What is ProPG?
Professional Practice Guidance: Planning & Noise (ProPG) is a document which was published in 2017 by the Association of Noise Consultants (ANC), Institute of Acoustics (IOA) and the Chartered Institute of Environmental Health (CIEH).
The current Government planning, noise policy and guidance provides clear objectives, however it does not define a prescriptive method to assess the suitability of new residential dwellings in England.
ProPG aims to provide guidance on noise during the planning stage for new residential dwellings and provides a standardised approach to assess the suitability. It also outlines good acoustic design principles for residential developments and promotes the inclusion of these principles where possible.
Who is it for?
The document is intended to be used by acoustic consultants when assessing a site’s suitability for residential development. It could also be used for reference by local authorities, who may request that assessments be undertaken in accordance with ProPG, in order to determine whether a scheme is suitable for residential development.

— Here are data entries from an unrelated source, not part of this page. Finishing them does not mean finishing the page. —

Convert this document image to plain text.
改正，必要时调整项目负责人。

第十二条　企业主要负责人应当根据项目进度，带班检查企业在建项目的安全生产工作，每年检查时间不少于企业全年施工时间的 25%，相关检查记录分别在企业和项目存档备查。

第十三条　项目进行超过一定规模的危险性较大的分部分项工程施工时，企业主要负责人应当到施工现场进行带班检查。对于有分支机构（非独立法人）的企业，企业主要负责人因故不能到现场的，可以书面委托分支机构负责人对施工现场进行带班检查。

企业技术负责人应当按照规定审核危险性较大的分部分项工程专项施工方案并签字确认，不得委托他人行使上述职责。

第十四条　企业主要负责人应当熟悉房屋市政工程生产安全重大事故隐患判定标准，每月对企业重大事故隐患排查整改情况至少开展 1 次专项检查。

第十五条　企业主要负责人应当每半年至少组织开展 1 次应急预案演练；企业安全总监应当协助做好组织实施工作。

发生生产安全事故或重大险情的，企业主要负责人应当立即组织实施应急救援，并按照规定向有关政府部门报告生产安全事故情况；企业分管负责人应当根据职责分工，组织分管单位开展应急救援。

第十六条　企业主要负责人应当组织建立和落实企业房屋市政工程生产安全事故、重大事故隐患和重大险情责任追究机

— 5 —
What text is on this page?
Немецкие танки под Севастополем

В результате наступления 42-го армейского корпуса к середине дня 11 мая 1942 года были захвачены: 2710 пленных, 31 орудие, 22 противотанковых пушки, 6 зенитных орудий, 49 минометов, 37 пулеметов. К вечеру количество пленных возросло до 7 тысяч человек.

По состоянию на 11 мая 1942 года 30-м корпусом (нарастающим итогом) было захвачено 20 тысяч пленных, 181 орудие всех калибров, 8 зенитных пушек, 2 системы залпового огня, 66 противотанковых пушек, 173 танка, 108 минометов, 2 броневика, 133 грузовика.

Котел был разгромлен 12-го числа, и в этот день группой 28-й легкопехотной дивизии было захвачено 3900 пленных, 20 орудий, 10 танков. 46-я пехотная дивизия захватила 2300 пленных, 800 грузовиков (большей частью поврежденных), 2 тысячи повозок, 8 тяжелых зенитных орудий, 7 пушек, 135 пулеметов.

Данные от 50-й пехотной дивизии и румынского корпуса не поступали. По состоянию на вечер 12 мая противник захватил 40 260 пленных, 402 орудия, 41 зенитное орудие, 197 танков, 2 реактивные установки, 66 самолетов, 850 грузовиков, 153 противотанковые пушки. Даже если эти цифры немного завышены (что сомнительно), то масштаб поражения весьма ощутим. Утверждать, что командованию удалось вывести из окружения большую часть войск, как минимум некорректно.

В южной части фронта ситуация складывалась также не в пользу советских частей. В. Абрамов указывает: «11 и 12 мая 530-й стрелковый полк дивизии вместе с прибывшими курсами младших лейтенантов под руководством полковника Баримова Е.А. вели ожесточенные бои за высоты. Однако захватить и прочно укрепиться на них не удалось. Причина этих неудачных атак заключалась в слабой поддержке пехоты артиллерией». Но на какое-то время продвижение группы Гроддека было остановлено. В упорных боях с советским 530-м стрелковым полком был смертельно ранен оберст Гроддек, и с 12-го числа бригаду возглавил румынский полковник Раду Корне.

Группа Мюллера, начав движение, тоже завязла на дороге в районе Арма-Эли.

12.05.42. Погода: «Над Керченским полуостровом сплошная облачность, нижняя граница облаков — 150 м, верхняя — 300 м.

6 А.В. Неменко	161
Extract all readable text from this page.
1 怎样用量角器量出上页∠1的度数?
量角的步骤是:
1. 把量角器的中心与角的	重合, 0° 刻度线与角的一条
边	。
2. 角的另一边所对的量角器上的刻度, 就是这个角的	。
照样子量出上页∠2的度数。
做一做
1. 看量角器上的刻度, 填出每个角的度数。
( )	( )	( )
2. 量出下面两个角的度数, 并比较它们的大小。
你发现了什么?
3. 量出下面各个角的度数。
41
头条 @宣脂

At the time of writing, the guidance appears to have been adopted by several local authorities across the country.
What has it replaced?
Since 2012, the only guidance provided to Local Authorities was included in the National Planning Policy Framework (NPPF). Although ProPG does not replace guidance within NPPF, it does significantly expand on the noise policies in NPPF.
Prior to 2012, Planning Policy Guidance 24: Planning and Noise (PPG24) guided local authorities in England on assessing the suitability of new residential sites. This document gave a prescriptive method for assessing the site’s suitability, however it did not account for the inclusion of good acoustic design, which could mean that a residential scheme is suitable for development. One of the strengths of ProPG is that it allows the acoustic consultant and local authority flexibility to take a holistic approach to consider the site’s suitability, taking into consideration various design factors which previously may not have been considered.
A new key concept here is that good acoustic design should still be followed if necessary even if the site is quiet, and conversely, through good acoustic design it may be possible to design suitable residential dwellings in areas which experience high noise levels.
The basic principles
The first step in a ProPG assessment is to measure noise levels around the site and to understand the noise climate.
Once a noise survey has been completed, ProPG sets out various assessment ‘routes’ which are dependent on how high noise levels are around the site. It’s important to note that the advice provided in ProPG is generally applicable to transport noise, and should not be used to assess industrial noise. In such cases, BS4142:2014 should be referred to.
Negligible Risk Sites
Generally if the measured noise levels are below 50dB LAeq,16hours during the day and 40dB LAeq,8hours at night then it is unlikely that any further detailed assessment would be necessary, as the site likely to be suitable.
Low Risk Sites
Where noise levels are below 60dB LAeq,16hours during the day and 50dB LAeq,8hours at night, then the site is likely to be classed as ‘low risk’. In such situations, it may be necessary to prepare an Acoustic Design Statement (ADS) to demonstrate that good acoustic design of the scheme will allow the site to be suitable for development.
Medium & High Risk Sites
If noise levels are above 60dB LAeq,16hours during the day and 50dB LAeq,8hours at night, then the site could be classed as ‘medium risk’ or ‘high risk’. If this is the case then it likely that a detailed ADS will be required, which will review various design elements and potentially fundamentally affect the building’s orientation, layout and other design features. The impact of altering the scheme for acoustic purposes would then need to be reviewed by the design team to see if such changes could be made, while still resulting in a feasible design overall.
One of the most critical aspects of implementing good acoustic design is to ensure that an acoustic consultant is engaged as early in the design as possible, and ideally at the concept stage. If engaged too late, it may not be possible to alter the building’s design sufficiently to demonstrate that good acoustic conditions can be achieved throughout the development, which could ultimately result in planning permission for the development being conditioned or refused on the grounds of noise.